Certes, la planification hospitalière débutée il y a six ans n'est pas une balade de santé. "Comment pourrait-il en être autrement quand il s'agit de rassembler et de faire cohabiter près de 450 médecins, 1600 infirmières pour traiter 37'500 patients et assurer 317'000 visiteurs ambulatoires par année?", s'est interrogé Raymond Pernet, président du Conseil d'administration du RSV.
Dénonciation pénale
Mais les problèmes seraient incomparables avec ceux dénoncés ces derniers mois par l'ex-conseiller d'Etat Serge Sierro et l'ancien professeur d'université Jean-Claude Pont. Si le chirurgien Daniel Savioz a été dénoncé pénalement par le RSV pour violation des dispositions légales sur la protection des données et le secret professionnel, Messieurs Sierro et Pont, sont, eux menacés de poursuites civiles.
Pour mémoire, le médecin-chef Daniel Savioz avait émis des doutes sur les résultats médicaux obtenus par le service de chirurgie abdominale et viscérale du RSV. Ne se sentant pas écouté par sa hiérarchie, il avait transmis pour avis une cinquantaine de dossiers au professeur Philippe Morel, patron de la chirurgie viscérale aux Hôpitaux universitaires de Genève (HUG).

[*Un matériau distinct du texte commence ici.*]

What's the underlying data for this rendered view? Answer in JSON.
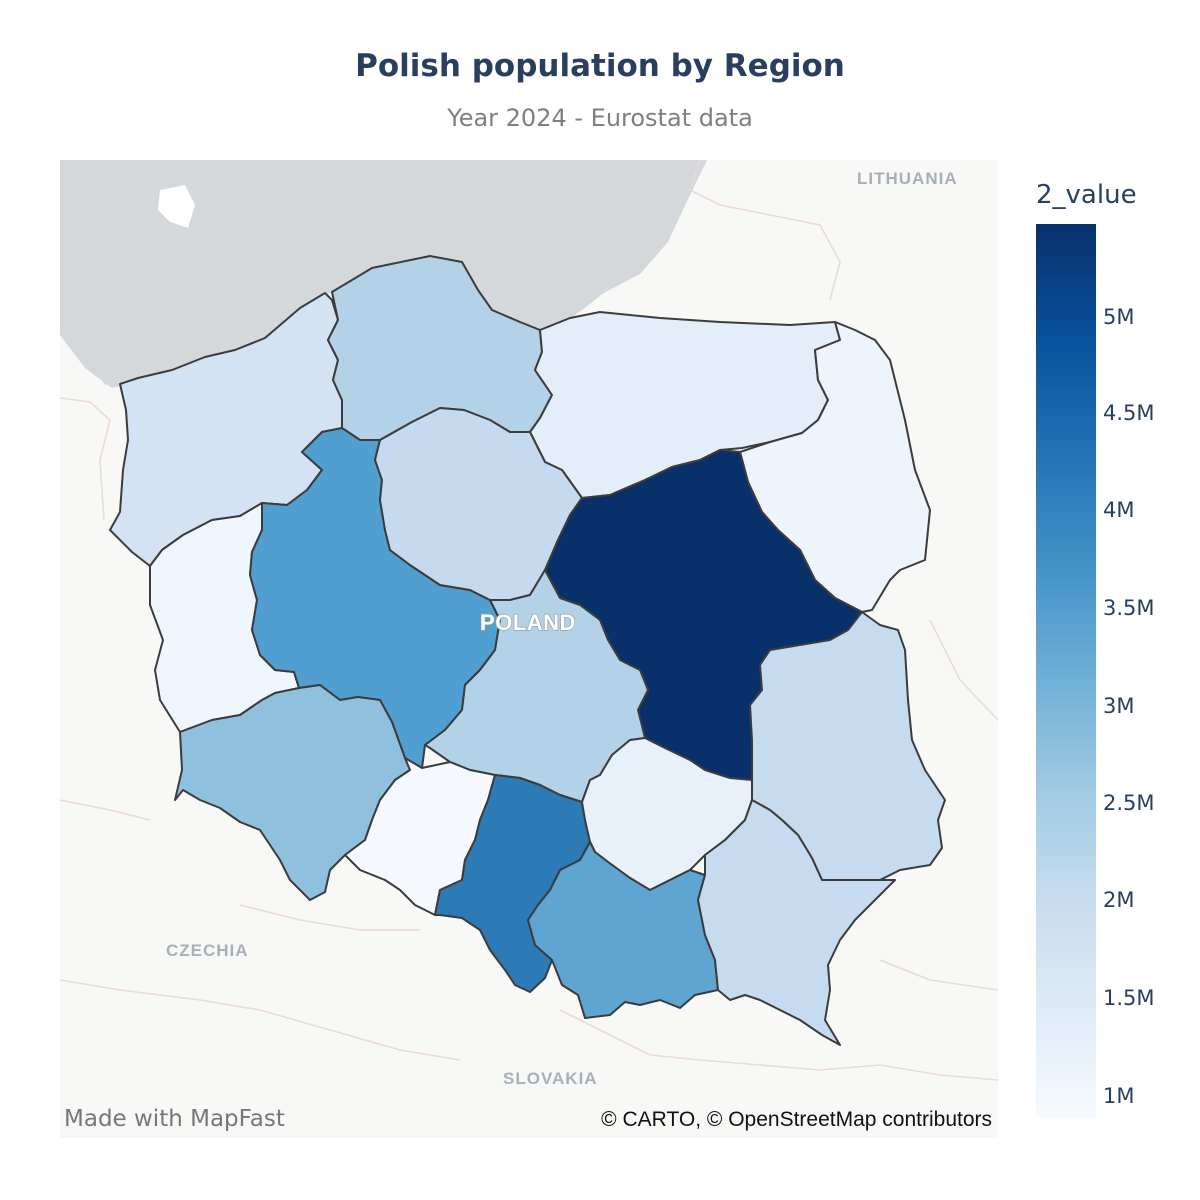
{
  "header": {
    "title": "Polish population by Region",
    "subtitle": "Year 2024 - Eurostat data"
  },
  "map": {
    "country_label": "POLAND",
    "neighbor_labels": [
      "LITHUANIA",
      "CZECHIA",
      "SLOVAKIA"
    ],
    "sea_color": "#d4d8db",
    "land_color": "#f8f8f7",
    "border_color": "#3c3c3c"
  },
  "colorbar": {
    "title": "2_value",
    "ticks": [
      "5M",
      "4.5M",
      "4M",
      "3.5M",
      "3M",
      "2.5M",
      "2M",
      "1.5M",
      "1M"
    ],
    "colorscale": "Blues"
  },
  "credits": {
    "left": "Made with MapFast",
    "right": "© CARTO, © OpenStreetMap contributors"
  }
}
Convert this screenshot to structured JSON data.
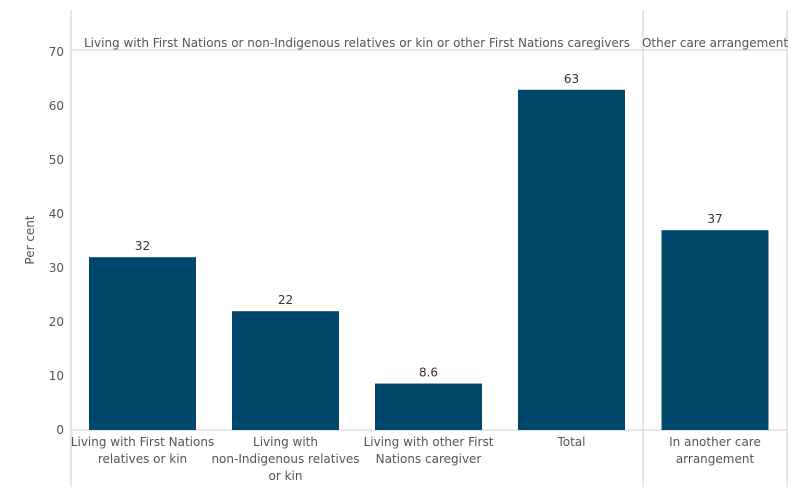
{
  "chart_data": {
    "type": "bar",
    "ylabel": "Per cent",
    "ylim": [
      0,
      70
    ],
    "yticks": [
      0,
      10,
      20,
      30,
      40,
      50,
      60,
      70
    ],
    "bar_color": "#00486b",
    "panels": [
      {
        "title": "Living with First Nations or non-Indigenous relatives or kin or other First Nations caregivers",
        "categories": [
          [
            "Living with First Nations",
            "relatives or kin"
          ],
          [
            "Living with",
            "non-Indigenous relatives",
            "or kin"
          ],
          [
            "Living with other First",
            "Nations caregiver"
          ],
          [
            "Total"
          ]
        ],
        "values": [
          32,
          22,
          8.6,
          63
        ],
        "value_labels": [
          "32",
          "22",
          "8.6",
          "63"
        ]
      },
      {
        "title": "Other care arrangement",
        "categories": [
          [
            "In another care",
            "arrangement"
          ]
        ],
        "values": [
          37
        ],
        "value_labels": [
          "37"
        ]
      }
    ]
  }
}
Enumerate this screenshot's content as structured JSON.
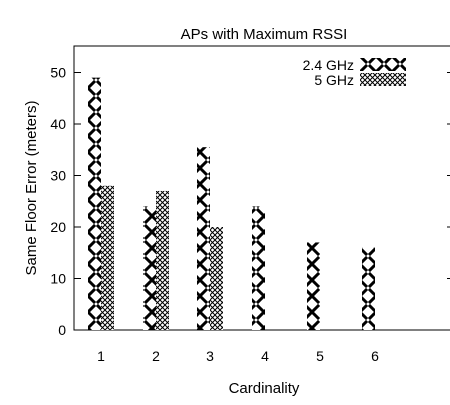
{
  "chart_data": {
    "type": "bar",
    "title": "APs with Maximum RSSI",
    "xlabel": "Cardinality",
    "ylabel": "Same Floor Error (meters)",
    "categories": [
      "1",
      "2",
      "3",
      "4",
      "5",
      "6"
    ],
    "ylim": [
      0,
      55
    ],
    "yticks": [
      0,
      10,
      20,
      30,
      40,
      50
    ],
    "grid": false,
    "legend_position": "top-right",
    "series": [
      {
        "name": "2.4 GHz",
        "values": [
          49,
          24,
          35.5,
          24,
          17,
          16
        ],
        "pattern": "large-cross-hatch",
        "color": "#000000"
      },
      {
        "name": "5 GHz",
        "values": [
          28,
          27,
          20,
          null,
          null,
          null
        ],
        "pattern": "fine-cross-hatch",
        "color": "#000000"
      }
    ]
  }
}
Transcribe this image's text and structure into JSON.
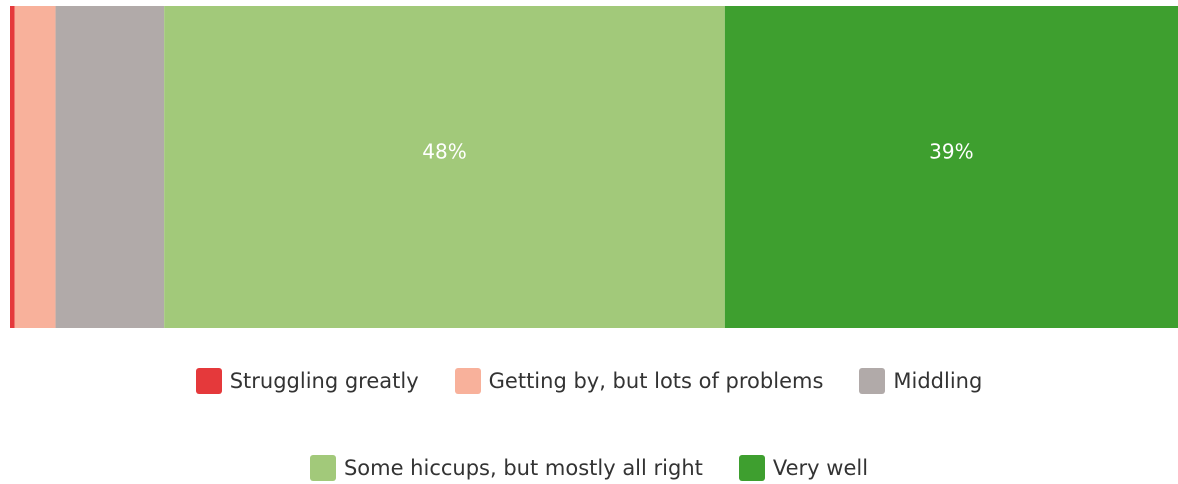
{
  "chart_data": {
    "type": "bar",
    "orientation": "horizontal-stacked",
    "categories": [
      ""
    ],
    "series": [
      {
        "name": "Struggling greatly",
        "values": [
          0.4
        ],
        "color": "#e5393b",
        "label": ""
      },
      {
        "name": "Getting by, but lots of problems",
        "values": [
          3.5
        ],
        "color": "#f8b19b",
        "label": ""
      },
      {
        "name": "Middling",
        "values": [
          9.3
        ],
        "color": "#b1aaa9",
        "label": ""
      },
      {
        "name": "Some hiccups, but mostly all right",
        "values": [
          48
        ],
        "color": "#a2c97a",
        "label": "48%"
      },
      {
        "name": "Very well",
        "values": [
          38.8
        ],
        "color": "#3e9f2f",
        "label": "39%"
      }
    ],
    "xlim": [
      0,
      100
    ],
    "grid": false,
    "legend_position": "bottom"
  }
}
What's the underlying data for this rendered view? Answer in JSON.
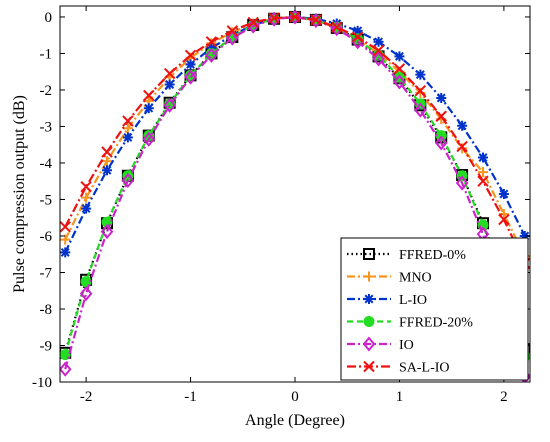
{
  "chart_data": {
    "type": "line",
    "title": "",
    "xlabel": "Angle (Degree)",
    "ylabel": "Pulse compression output (dB)",
    "xlim": [
      -2.25,
      2.25
    ],
    "ylim": [
      -10,
      0.3
    ],
    "xticks": [
      -2,
      -1,
      0,
      1,
      2
    ],
    "xtick_labels": [
      "-2",
      "-1",
      "0",
      "1",
      "2"
    ],
    "yticks": [
      0,
      -1,
      -2,
      -3,
      -4,
      -5,
      -6,
      -7,
      -8,
      -9,
      -10
    ],
    "ytick_labels": [
      "0",
      "-1",
      "-2",
      "-3",
      "-4",
      "-5",
      "-6",
      "-7",
      "-8",
      "-9",
      "-10"
    ],
    "grid": false,
    "legend_position": "bottom-right",
    "x": [
      -2.2,
      -2.0,
      -1.8,
      -1.6,
      -1.4,
      -1.2,
      -1.0,
      -0.8,
      -0.6,
      -0.4,
      -0.2,
      0.0,
      0.2,
      0.4,
      0.6,
      0.8,
      1.0,
      1.2,
      1.4,
      1.6,
      1.8,
      2.0,
      2.2
    ],
    "series": [
      {
        "name": "FFRED-0%",
        "color": "#000000",
        "dash": "1.5,3",
        "marker": "square",
        "values": [
          -9.2,
          -7.2,
          -5.65,
          -4.35,
          -3.25,
          -2.35,
          -1.6,
          -1.0,
          -0.55,
          -0.22,
          -0.05,
          0.0,
          -0.08,
          -0.3,
          -0.62,
          -1.08,
          -1.68,
          -2.42,
          -3.3,
          -4.33,
          -5.65,
          -7.2,
          -9.1
        ]
      },
      {
        "name": "MNO",
        "color": "#F7941D",
        "dash": "8,3,2,3",
        "marker": "plus",
        "values": [
          -6.1,
          -4.95,
          -3.95,
          -3.05,
          -2.3,
          -1.65,
          -1.12,
          -0.72,
          -0.42,
          -0.18,
          -0.04,
          0.0,
          -0.1,
          -0.3,
          -0.62,
          -1.0,
          -1.5,
          -2.08,
          -2.8,
          -3.6,
          -4.25,
          -5.4,
          -6.55
        ]
      },
      {
        "name": "L-IO",
        "color": "#0033CC",
        "dash": "8,3,2,3",
        "marker": "asterisk",
        "values": [
          -6.45,
          -5.25,
          -4.2,
          -3.3,
          -2.5,
          -1.85,
          -1.3,
          -0.85,
          -0.5,
          -0.22,
          -0.05,
          0.0,
          -0.05,
          -0.18,
          -0.38,
          -0.68,
          -1.08,
          -1.58,
          -2.22,
          -2.98,
          -3.85,
          -4.85,
          -6.0
        ]
      },
      {
        "name": "FFRED-20%",
        "color": "#22DD22",
        "dash": "6,4",
        "marker": "circle",
        "values": [
          -9.25,
          -7.25,
          -5.62,
          -4.35,
          -3.25,
          -2.38,
          -1.6,
          -1.0,
          -0.55,
          -0.22,
          -0.05,
          0.0,
          -0.08,
          -0.28,
          -0.6,
          -1.05,
          -1.65,
          -2.38,
          -3.25,
          -4.35,
          -5.7,
          -7.28,
          -9.3
        ]
      },
      {
        "name": "IO",
        "color": "#CC22CC",
        "dash": "8,3,2,3",
        "marker": "diamond",
        "values": [
          -9.65,
          -7.58,
          -5.88,
          -4.48,
          -3.35,
          -2.42,
          -1.65,
          -1.05,
          -0.58,
          -0.25,
          -0.06,
          0.0,
          -0.1,
          -0.32,
          -0.68,
          -1.15,
          -1.78,
          -2.55,
          -3.45,
          -4.55,
          -5.95,
          -7.75,
          -9.85
        ]
      },
      {
        "name": "SA-L-IO",
        "color": "#EE1111",
        "dash": "9,3,2,3",
        "marker": "x",
        "values": [
          -5.75,
          -4.65,
          -3.7,
          -2.85,
          -2.15,
          -1.55,
          -1.05,
          -0.68,
          -0.38,
          -0.15,
          -0.03,
          0.0,
          -0.08,
          -0.28,
          -0.55,
          -0.92,
          -1.42,
          -2.02,
          -2.72,
          -3.55,
          -4.5,
          -5.55,
          -6.75
        ]
      }
    ]
  }
}
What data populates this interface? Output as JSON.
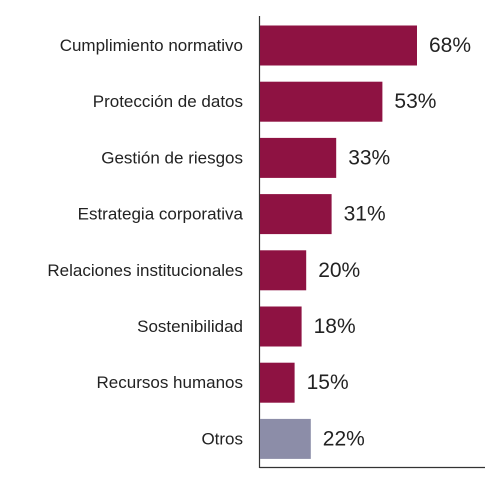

Le problème est que les patients concernés n'étaient pas ceux du docteur Savioz et que les dossiers étaient nominatifs. "Les conventions entre le RSV et les HUG prévoient l'échange d'avis sur le diagnostic et le traitement de cas particuliers mais en aucun cas elles ne permettent aux médecins de violer des dispositions légales, a rappelé mercredi Damian König, chef des affaires juridiques et éthiques au RSV.
"Nous ne pouvions en aucun cas fermer les yeux. Sans compter que nous avons reçu des lettres de patients très fâchés qui se sentent lésés et souhaitent déposer plainte pénale", a encore précisé à l'ATS Damian König.